Isla had known him long enough to read the concern beneath his composed exterior. The slight tightening around his mouth. The way his gaze flickered to the blood on her scrubs before meeting her eyes. He knew what she had done in there. And he knew what it might cost her.

"Leon." She nodded. "He's stable. Should make a full recovery, barring complications."

"I heard." Hartman fell into step beside her as she walked toward the staff lounge. "I also heard you deviated from protocol. Again."

"The protocol would have killed him."

"The protocol exists for a reason, Isla."

"So do I." She stopped at the water fountain and took a long drink, buying herself a moment to compose a response that wouldn't get her written up. "I made a judgment call. The standard approach would have taken too long. He didn't have that time."

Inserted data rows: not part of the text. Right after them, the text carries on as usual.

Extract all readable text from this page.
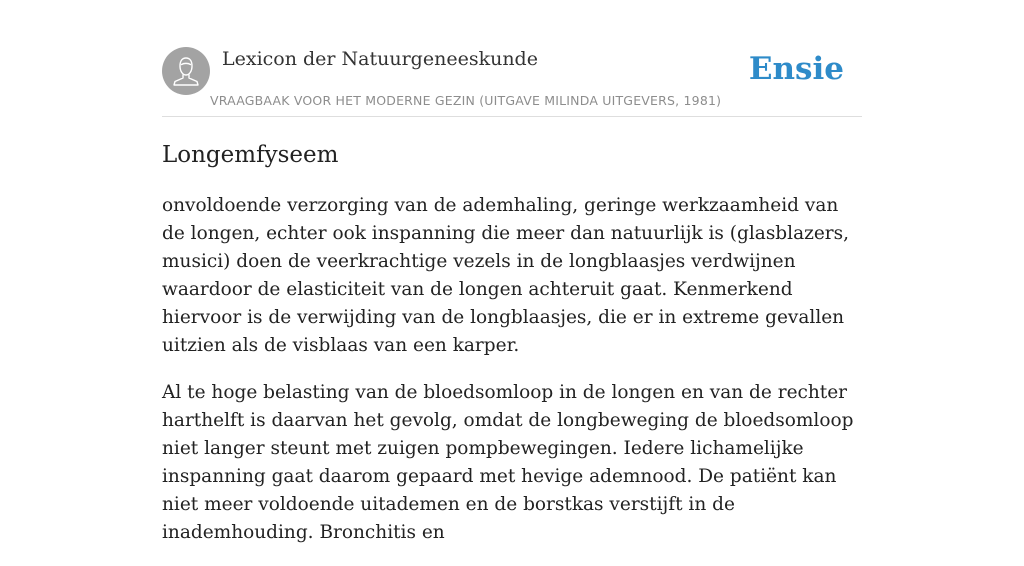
Lexicon der Natuurgeneeskunde
VRAAGBAAK VOOR HET MODERNE GEZIN (UITGAVE MILINDA UITGEVERS, 1981)
Ensie
Longemfyseem

onvoldoende verzorging van de ademhaling, geringe werkzaamheid van de longen, echter ook inspanning die meer dan natuurlijk is (glasblazers, musici) doen de veerkrachtige vezels in de longblaasjes verdwijnen waardoor de elasticiteit van de longen achteruit gaat. Kenmerkend hiervoor is de verwijding van de longblaasjes, die er in extreme gevallen uitzien als de visblaas van een karper.

Al te hoge belasting van de bloedsomloop in de longen en van de rechter harthelft is daarvan het gevolg, omdat de longbeweging de bloedsomloop niet langer steunt met zuigen pompbewegingen. Iedere lichamelijke inspanning gaat daarom gepaard met hevige ademnood. De patiënt kan niet meer voldoende uitademen en de borstkas verstijft in de inademhouding. Bronchitis en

Hartman was quiet. When he spoke again, his voice was lower, more careful. "The new risk and compliance officer wants to see you."

Isla straightened slowly. "The new what?"

"Marianne Cole. She started this week. The board brought her in after the Alan Hendricks settlement." Hartman's expression was unreadable. "She's been reviewing case files, and apparently yours came up."

"My files are exemplary."

"Your outcomes are exemplary. Your adherence to institutional protocols is..." He paused, searching for the diplomatic word. "Less so."

"I save lives, Leon. That's what I was hired to do."

"And no one disputes that." His hand landed briefly on her shoulder, a gesture of support that felt inadequate to the warning he was delivering. "But she wants to see you. Now. Not tomorrow, not after your shift. Now."

The adrenaline that had been fading surged back, sharpening into something colder. Something that felt like dread. "Where?"